General Information
The Frontier Room is located in the stylish Belltown neighborhood of downtown Seattle and serves up authentic Southern barbecue, fresh seafood and Northwest specialties including vegetarian choices. Indoor and patio dining with a full bar featuring Northwest microbrews, wines and specialty cocktails are showcased in an upscale and lively setting.
The Frontier Room
2203 First Avenue
(First Avenue and Blanchard in Belltown)
Seattle, Washington 98121
(206) 956-RIBS (7427)
Fax: (206) 956-9455
Food types:
Southern style barbecue with Northwest,
seafood and vegetarian
Bar, Take-Out and Dine-In:
Inside Seating: 120
Patio Seating: 20
Private Function Capacity: 225
Walk-In Seating and Reservations
Hours:
Lunch: 11:30-4:30 Tuesday-Friday
Dinner: 4:30-11:00 Tuesday-Thursday
4:30-Midnight Friday & Saturday
Bar: Open until 2:00 am Tuesday-Saturday
Available Sunday and Monday for private parties
All major credit cards accepted: Visa, Master Card, American Express, Diners Club and Discover.
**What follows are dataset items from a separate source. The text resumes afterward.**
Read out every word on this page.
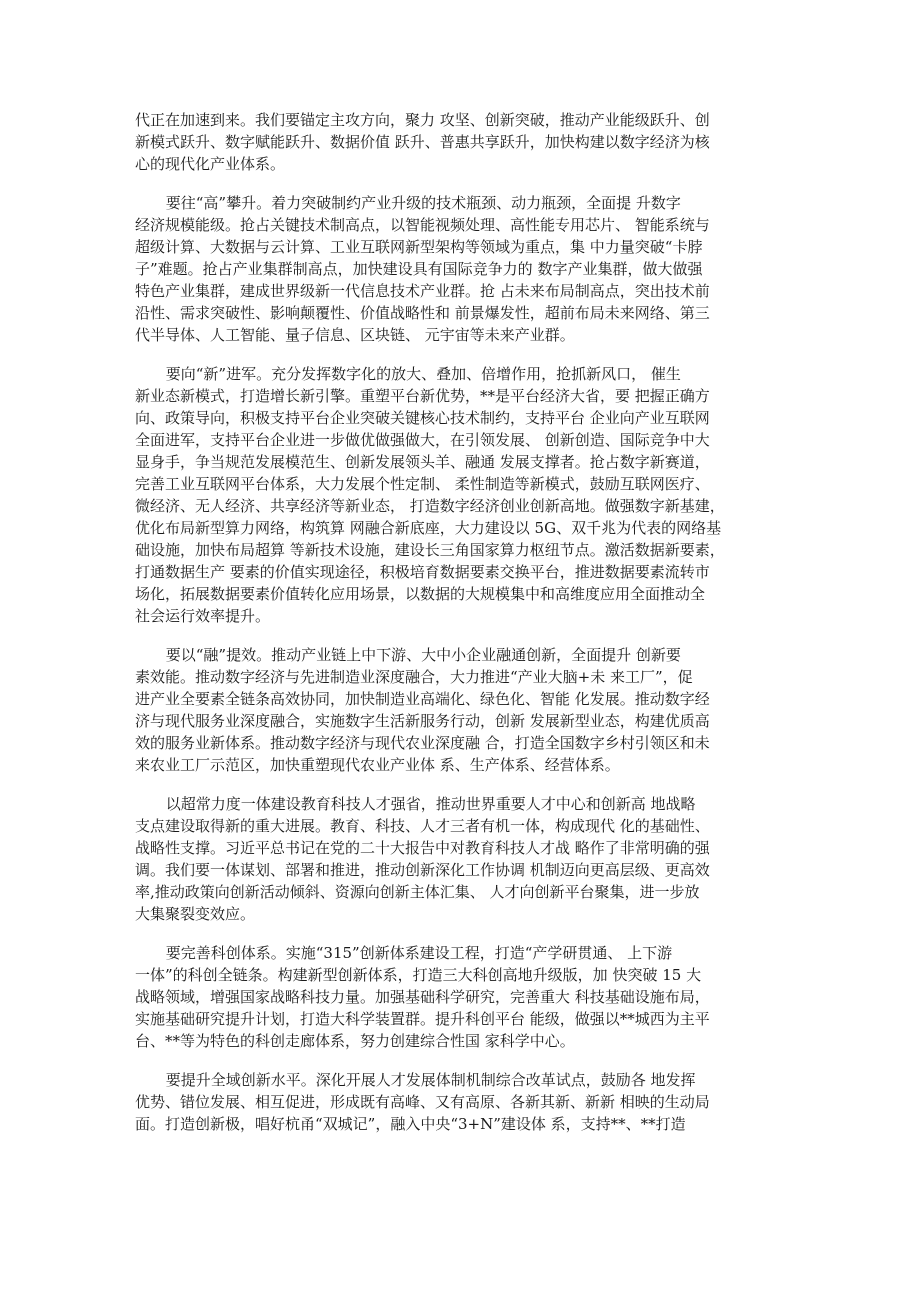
代正在加速到来。我们要锚定主攻方向，聚力 攻坚、创新突破，推动产业能级跃升、创
新模式跃升、数字赋能跃升、数据价值 跃升、普惠共享跃升，加快构建以数字经济为核
心的现代化产业体系。
要往“高”攀升。着力突破制约产业升级的技术瓶颈、动力瓶颈，全面提 升数字
经济规模能级。抢占关键技术制高点，以智能视频处理、高性能专用芯片、 智能系统与
超级计算、大数据与云计算、工业互联网新型架构等领域为重点，集 中力量突破“卡脖
子”难题。抢占产业集群制高点，加快建设具有国际竞争力的 数字产业集群，做大做强
特色产业集群，建成世界级新一代信息技术产业群。抢 占未来布局制高点，突出技术前
沿性、需求突破性、影响颠覆性、价值战略性和 前景爆发性，超前布局未来网络、第三
代半导体、人工智能、量子信息、区块链、 元宇宙等未来产业群。
要向“新”进军。充分发挥数字化的放大、叠加、倍增作用，抢抓新风口， 催生
新业态新模式，打造增长新引擎。重塑平台新优势，**是平台经济大省，要 把握正确方
向、政策导向，积极支持平台企业突破关键核心技术制约，支持平台 企业向产业互联网
全面进军，支持平台企业进一步做优做强做大，在引领发展、 创新创造、国际竞争中大
显身手，争当规范发展模范生、创新发展领头羊、融通 发展支撑者。抢占数字新赛道，
完善工业互联网平台体系，大力发展个性定制、 柔性制造等新模式，鼓励互联网医疗、
微经济、无人经济、共享经济等新业态， 打造数字经济创业创新高地。做强数字新基建，
优化布局新型算力网络，构筑算 网融合新底座，大力建设以 5G、双千兆为代表的网络基
础设施，加快布局超算 等新技术设施，建设长三角国家算力枢纽节点。激活数据新要素，
打通数据生产 要素的价值实现途径，积极培育数据要素交换平台，推进数据要素流转市
场化，拓展数据要素价值转化应用场景，以数据的大规模集中和高维度应用全面推动全
社会运行效率提升。
要以“融”提效。推动产业链上中下游、大中小企业融通创新，全面提升 创新要
素效能。推动数字经济与先进制造业深度融合，大力推进“产业大脑+未 来工厂”，促
进产业全要素全链条高效协同，加快制造业高端化、绿色化、智能 化发展。推动数字经
济与现代服务业深度融合，实施数字生活新服务行动，创新 发展新型业态，构建优质高
效的服务业新体系。推动数字经济与现代农业深度融 合，打造全国数字乡村引领区和未
来农业工厂示范区，加快重塑现代农业产业体 系、生产体系、经营体系。
以超常力度一体建设教育科技人才强省，推动世界重要人才中心和创新高 地战略
支点建设取得新的重大进展。教育、科技、人才三者有机一体，构成现代 化的基础性、
战略性支撑。习近平总书记在党的二十大报告中对教育科技人才战 略作了非常明确的强
调。我们要一体谋划、部署和推进，推动创新深化工作协调 机制迈向更高层级、更高效
率,推动政策向创新活动倾斜、资源向创新主体汇集、 人才向创新平台聚集，进一步放
大集聚裂变效应。
要完善科创体系。实施“315”创新体系建设工程，打造“产学研贯通、 上下游
一体”的科创全链条。构建新型创新体系，打造三大科创高地升级版，加 快突破 15 大
战略领域，增强国家战略科技力量。加强基础科学研究，完善重大 科技基础设施布局，
实施基础研究提升计划，打造大科学装置群。提升科创平台 能级，做强以**城西为主平
台、**等为特色的科创走廊体系，努力创建综合性国 家科学中心。
要提升全域创新水平。深化开展人才发展体制机制综合改革试点，鼓励各 地发挥
优势、错位发展、相互促进，形成既有高峰、又有高原、各新其新、新新 相映的生动局
面。打造创新极，唱好杭甬“双城记”，融入中央“3+N”建设体 系，支持**、**打造
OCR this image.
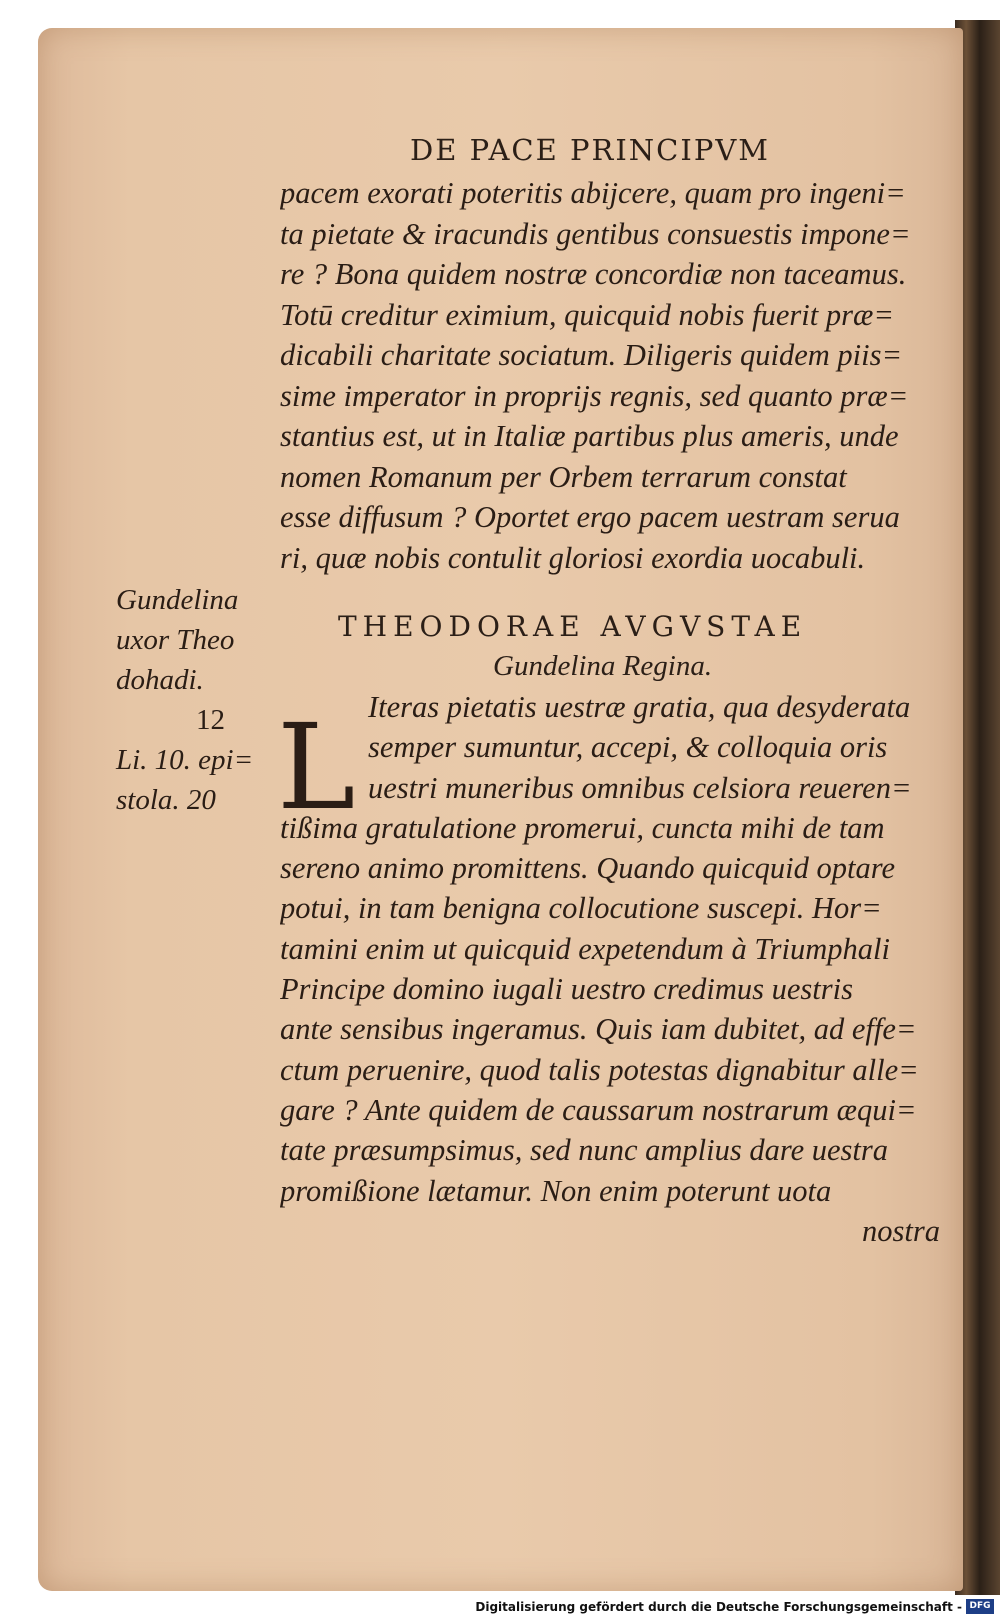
DE PACE PRINCIPVM
pacem exorati poteritis abijcere, quam pro ingeni=
ta pietate & iracundis gentibus consuestis impone=
re ? Bona quidem nostræ concordiæ non taceamus.
Totū creditur eximium, quicquid nobis fuerit præ=
dicabili charitate sociatum. Diligeris quidem piis=
sime imperator in proprijs regnis, sed quanto præ=
stantius est, ut in Italiæ partibus plus ameris, unde
nomen Romanum per Orbem terrarum constat
esse diffusum ? Oportet ergo pacem uestram serua
ri, quæ nobis contulit gloriosi exordia uocabuli.
Gundelina
uxor Theo
dohadi.
12
Li. 10. epi=
stola. 20
THEODORAE AVGVSTAE
Gundelina Regina.
L Iteras pietatis uestræ gratia, qua desyderata
semper sumuntur, accepi, & colloquia oris
uestri muneribus omnibus celsiora reueren=
tißima gratulatione promerui, cuncta mihi de tam
sereno animo promittens. Quando quicquid optare
potui, in tam benigna collocutione suscepi. Hor=
tamini enim ut quicquid expetendum à Triumphali
Principe domino iugali uestro credimus uestris
ante sensibus ingeramus. Quis iam dubitet, ad effe=
ctum peruenire, quod talis potestas dignabitur alle=
gare ? Ante quidem de caussarum nostrarum æqui=
tate præsumpsimus, sed nunc amplius dare uestra
promißione lætamur. Non enim poterunt uota
nostra
Digitalisierung gefördert durch die Deutsche Forschungsgemeinschaft - DFG
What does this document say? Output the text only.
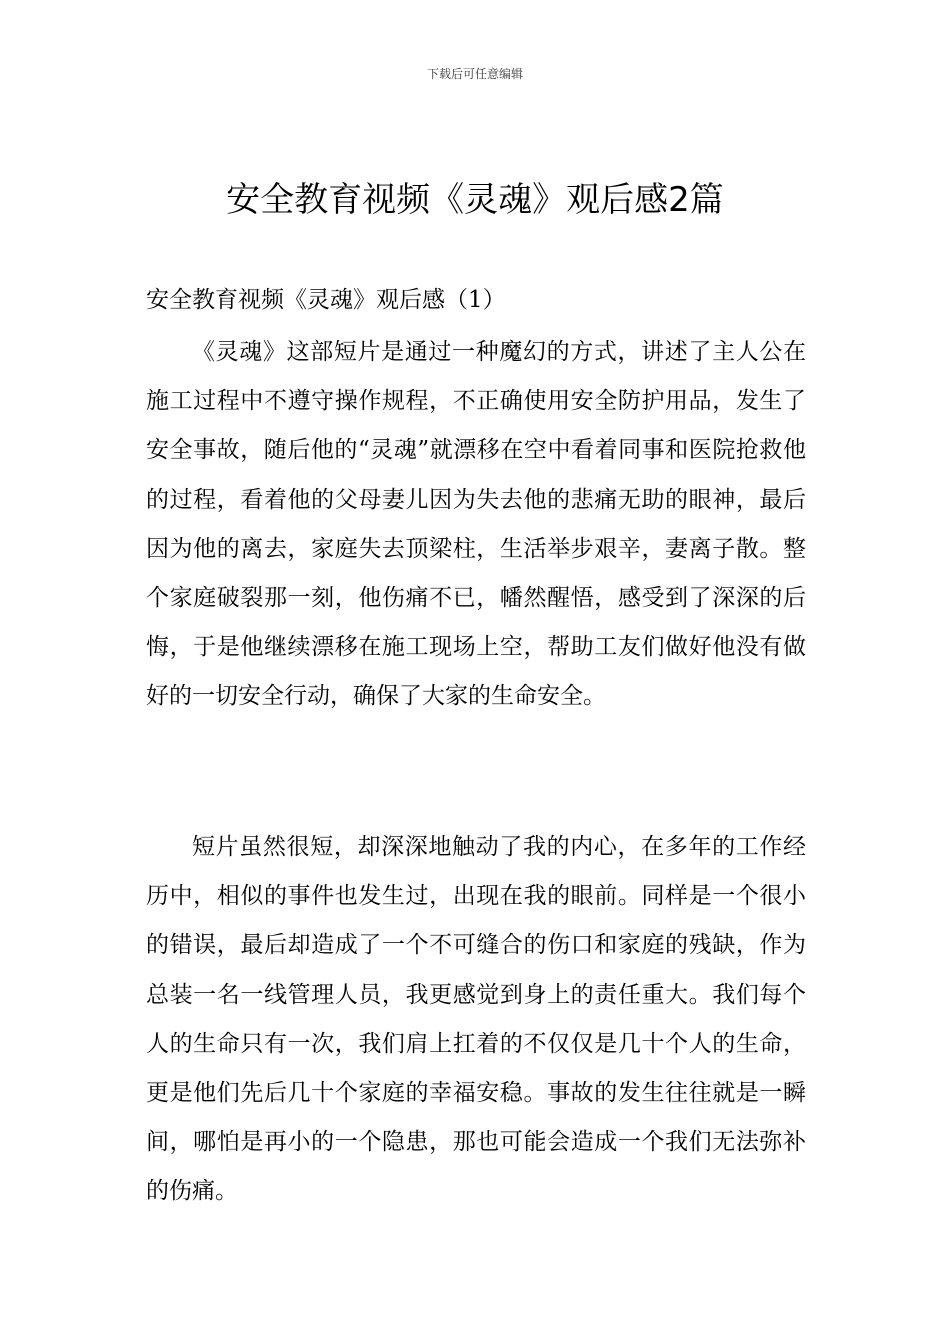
下载后可任意编辑
安全教育视频《灵魂》观后感2篇
安全教育视频《灵魂》观后感（1）

《灵魂》这部短片是通过一种魔幻的方式，讲述了主人公在施工过程中不遵守操作规程，不正确使用安全防护用品，发生了安全事故，随后他的“灵魂”就漂移在空中看着同事和医院抢救他的过程，看着他的父母妻儿因为失去他的悲痛无助的眼神，最后因为他的离去，家庭失去顶梁柱，生活举步艰辛，妻离子散。整个家庭破裂那一刻，他伤痛不已，幡然醒悟，感受到了深深的后悔，于是他继续漂移在施工现场上空，帮助工友们做好他没有做好的一切安全行动，确保了大家的生命安全。

短片虽然很短，却深深地触动了我的内心，在多年的工作经历中，相似的事件也发生过，出现在我的眼前。同样是一个很小的错误，最后却造成了一个不可缝合的伤口和家庭的残缺，作为总装一名一线管理人员，我更感觉到身上的责任重大。我们每个人的生命只有一次，我们肩上扛着的不仅仅是几十个人的生命，更是他们先后几十个家庭的幸福安稳。事故的发生往往就是一瞬间，哪怕是再小的一个隐患，那也可能会造成一个我们无法弥补的伤痛。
Parking: 3 pay lots within a one block radius, on street metered.
Management
Managing Partner: Robert Eickhof
Bar Manager: David Thayer
Floor Manager: Richard Hill
Kitchen Manager and Chef: Aaron Benson
The Scoop
It was the place where forlorn pensioners rubbed elbows with the dot-com nouveau riche and late-night clubbies. All got their fill of cheap drinks from bartenders who went light on conversation and heavy on the sauce. Funky, campy and gritty, The Frontier Room leaves a legacy that Seattleites recall over nearly 50 years. As a tavern and a refuge for cheap eats, the tales people tell are both infamous and beloved. The Frontier Room has changed hands but remains a rare breed, serving affordable Southern style barbecue in a speakeasy environment.
The Food
The Frontier Room serves up mouthwatering wood-smoked barbecue using an authentic Southern Pride Barbecue pit and woods of apple, hickory and cherry. Louisiana native Chef Paul Michael (formerly head chef at Queen City Grill) mans the kitchen and drew from his southern roots to create much of the menu. Pit specialties such as pulled pork sandwiches, Baby Back and St. Louis ribs and smoked organic chickens are cooked "low and slow." Careful to balance the menu, vegetarians will savor his specialty platters. Salmon and oysters are prepared on and off the barbecue as well as Gulf Rock Shrimp and Southern Style Catfish with Michael's cross-cultural fusions also finding a home on the menu. Side dishes of sweet potatoes, coleslaw and cornbread, and desserts such as seasonal fruit cobblers and Louisiana Bread Pudding fill the senses and the stomach.
The Environment
Casual, communal and raw. Architect George Suyama says it's about contrasting the archeology of the space with new pieces that heighten the texture of the place. A mahogany-trimmed bar with a raw steel surface takes on a slate quality; another cross-section of curved cedar log with a live edge sits on steel fins and adjoins the bar. A huge section of wainscoting discovered behind a wall in the dining room remains in place. Shreds of the Frontier Room's former checkered linoleum flooring randomly appear in patches aside old rustic poured flooring. A giant fir communal table seats 24. Brick walls and windows were re-exposed in the bathrooms, masked for years by false walls. Scott Fife's 4 by 10-foot, three dimensional art installation of a bull pops out on the wall with some eye-popping anatomy. Rawhide lampshades stitched with dark leather strips scream Wild West. A tongue-in-cheek metal, electric fireplace warms the back room, flanked by itŐs "woodpile." All the decor lends a commentary on the concept of the frontier.
The Seating
Know your neighbor. The Frontier Room is a 4,000-square foot eatery with a bar, sit-down restaurant and take-out area that seats 120 inside with an outdoor deck that seats an additional 20. Four recycled oak booths occupy one side of the restaurant charmed by an adjacent eating bar. The eating bar boasts old Frontier Room chairs which have been fastened to swivel posts. To the back is the bar.
The main dining room, dubbed The Frontier Room, sections off to comfortably hold 50 for private dining and boasts a communal table made from a single, giant wood slab that seats 24. Four round overstuffed booths in the room each accommodate seven. A handful of tables await for quick eating in the take-out area and views peek into the open kitchen and dining room. Succulent aromas escape itŐs separate doorway, creating an on-street buzz as people come in and out.